AP and IB tests are designed to measure a student’s cumulative mastery of the course, with the promise of college credit for achieving a certain score. Running upwards of three hours, they’re inundated with essays and multiple choice questions. The month of May becomes a frenzy to pass the test and reach the holy grail of summer. Some will crash and burn at the last minute; others will triumph knowing they’ve secured college credit.
But unfortunately, three hours of filling in bubbles and scribbling essays is used to represent nine months of work. These summative tests fail to acknowledge all the hours upon hours exhausted studying throughout the year, all the days of working in class and all the questions asked and answered.
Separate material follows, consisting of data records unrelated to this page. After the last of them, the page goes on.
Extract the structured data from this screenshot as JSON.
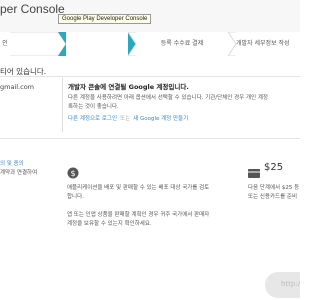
{
  "header": {
    "title": "per Console",
    "tooltip": "Google Play Developer Console"
  },
  "steps": [
    {
      "label": "인",
      "active": false
    },
    {
      "label": "개발자 계약 수락",
      "active": true
    },
    {
      "label": "등록 수수료 결제",
      "active": false
    },
    {
      "label": "개발자 세부정보 작성",
      "active": false
    }
  ],
  "intro": "티어 있습니다.",
  "account": {
    "email": "gmail.com"
  },
  "panel": {
    "title": "개발자 콘솔에 연결될 Google 계정입니다.",
    "desc_line1": "다른 계정을 사용하려면 아래 옵션에서 선택할 수 있습니다. 기관/단체인 경우 개인 계정",
    "desc_line2": "록하는 것이 좋습니다.",
    "link_signin": "다른 계정으로 로그인",
    "link_new": "새 Google 계정 만들기",
    "link_sep": "또는"
  },
  "columns": {
    "left_line1": "의 및 종의",
    "left_line2": "계약과 연결하여",
    "mid_line1": "애플리케이션을 배포 및 판매할 수 있는 배포 대상 국가를 검토",
    "mid_line2": "합니다.",
    "mid_line3": "앱 또는 인앱 상품을 판매할 계획인 경우 귀주 국가에서 판매자",
    "mid_line4": "계정을 보유할 수 있는지 확인하세요.",
    "right_line1": "다음 단계에서 $25 등",
    "right_line2": "또는 신용카드를 준비"
  },
  "price": "$25",
  "watermark": "http://",
  "colors": {
    "accent": "#2aa8c0",
    "link": "#3a89c9"
  },
  "icons": {
    "dollar": "globe-dollar-icon",
    "card": "credit-card-icon"
  }
}
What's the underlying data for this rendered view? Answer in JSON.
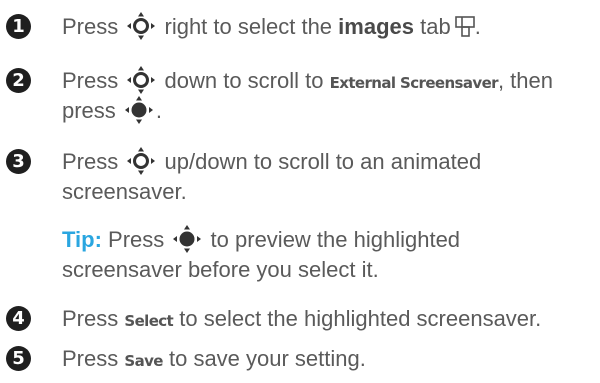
{
  "steps": [
    {
      "number": "1",
      "parts": {
        "a": "Press",
        "b": "right to select the",
        "c": "images",
        "d": "tab",
        "e": "."
      }
    },
    {
      "number": "2",
      "parts": {
        "a": "Press",
        "b": "down to scroll to",
        "c": "External Screensaver",
        "d": ", then",
        "e": "press",
        "f": "."
      }
    },
    {
      "number": "3",
      "parts": {
        "a": "Press",
        "b": "up/down to scroll to an animated",
        "c": "screensaver."
      }
    },
    {
      "number": "4",
      "parts": {
        "a": "Press",
        "b": "Select",
        "c": "to select the highlighted screensaver."
      }
    },
    {
      "number": "5",
      "parts": {
        "a": "Press",
        "b": "Save",
        "c": "to save your setting."
      }
    }
  ],
  "tip": {
    "label": "Tip:",
    "parts": {
      "a": "Press",
      "b": "to preview the highlighted",
      "c": "screensaver before you select it."
    }
  },
  "icons": {
    "nav_key": "navigation-key-icon",
    "center_key": "center-select-key-icon",
    "images_tab": "images-tab-icon"
  },
  "colors": {
    "tip_accent": "#2aa6e0",
    "badge": "#1f1f1f",
    "text": "#5a5a5a"
  }
}
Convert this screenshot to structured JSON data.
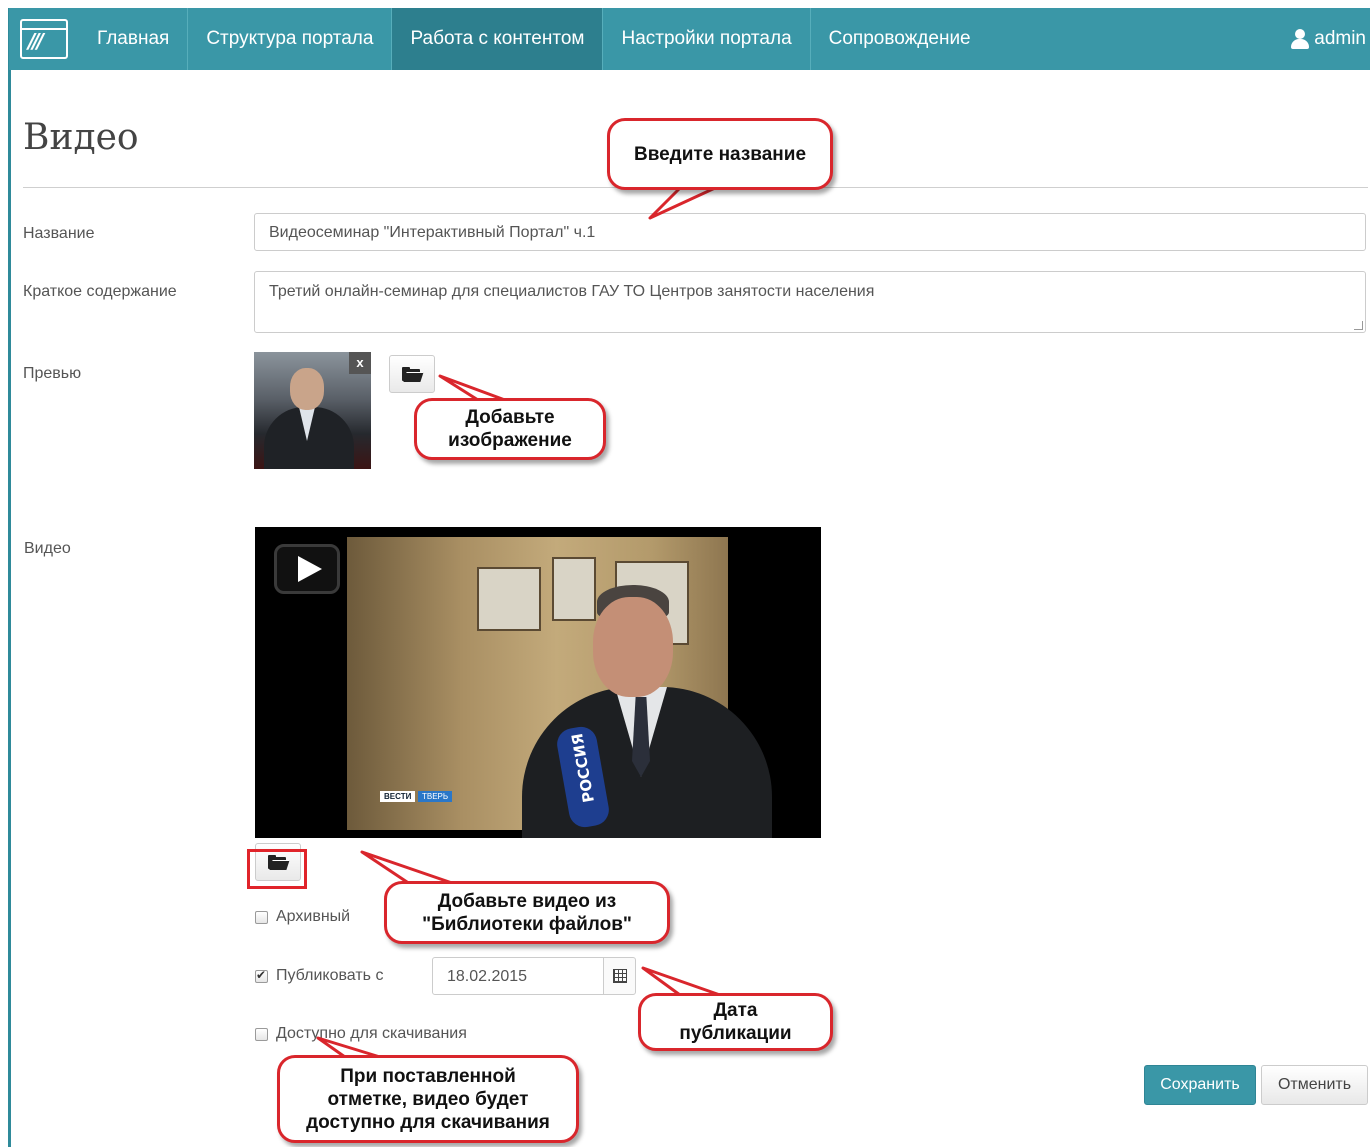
{
  "nav": {
    "items": [
      "Главная",
      "Структура портала",
      "Работа с контентом",
      "Настройки портала",
      "Сопровождение"
    ],
    "active_index": 2,
    "user": "admin"
  },
  "page": {
    "title": "Видео"
  },
  "form": {
    "name_label": "Название",
    "name_value": "Видеосеминар \"Интерактивный Портал\" ч.1",
    "summary_label": "Краткое содержание",
    "summary_value": "Третий онлайн-семинар для специалистов ГАУ ТО Центров занятости населения",
    "preview_label": "Превью",
    "preview_remove": "x",
    "video_label": "Видео",
    "video_overlay_text": "РОССИЯ",
    "video_tag_1": "ВЕСТИ",
    "video_tag_2": "ТВЕРЬ",
    "archive_label": "Архивный",
    "archive_checked": false,
    "publish_label": "Публиковать с",
    "publish_checked": true,
    "publish_date": "18.02.2015",
    "download_label": "Доступно для скачивания",
    "download_checked": false
  },
  "actions": {
    "save": "Сохранить",
    "cancel": "Отменить"
  },
  "callouts": {
    "name": "Введите название",
    "image_line1": "Добавьте",
    "image_line2": "изображение",
    "video_line1": "Добавьте видео из",
    "video_line2": "\"Библиотеки файлов\"",
    "date_line1": "Дата",
    "date_line2": "публикации",
    "download_line1": "При поставленной",
    "download_line2": "отметке, видео будет",
    "download_line3": "доступно для скачивания"
  },
  "colors": {
    "accent": "#3a97a7",
    "accent_dark": "#2d7f8e",
    "callout_border": "#d9262c"
  },
  "icons": [
    "logo-icon",
    "user-icon",
    "folder-open-icon",
    "calendar-icon",
    "play-icon"
  ]
}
They’re unforgiving dictators that don’t care if you’re feeling a little bit under the weather that day.
The Harbinger believes that the bureaucrats of standardized testing shouldn’t get to determine your worth with one score from one day. We believe the only fair way to measure success for the year is to use the student’s grade in the class. Because you’re worth everything you learned this year, from derivatives to conjugations. You’re worth the hundreds of color-coded flashcards, the dozens of notebooks filled with memorized equations and the countless times you went in early to ask questions.
AP and IB classes shouldn’t assign college credit based solely on one test; they should account for the work done during the past nine months. The ideology behind AP and IB tests is that they’re a cumulative assessment of a student’s proficiency.
Sure, some teachers are harder than others, and this could arguably obscure what it truly means to achieve mastery in a course. But these AP and IB tests are for colleges, the same colleges that students are already sending their transcripts to with the hopes of admission. The lines have already been blurred for what an A looks like in one Calculus class versus what a C looks like in the other.
The tyrannies of standardized tests have plagued our generation. We live in a society full of hoverboards but have yet to devise a fair system to measure comprehension. In a world that’s constantly changing, we’re still taking the same standardized tests our parents took.
May shouldn’t be a panic to pull out a five on the AP English test, it should be a time of celebration, as Alice Cooper’s “School’s Out” plays on repeat in our heads. Instead, students are left cramming to master the art of World War I.
But now that you’ve completed the journey of AP and IB tests, celebrate your academic accolades. Celebrate that you made it out alive of those AP and IB tests you’ve been hearing about since the first day of school, because that is enough of a reason to be proud.
Don’t let that one score arbitrarily label you. It’s not a number that you have to paste on your head, as if your worth can be measured on a scale of one to five. It’s one number, from one day, from one test, that can never do justice to the nine months of work you’ve put in.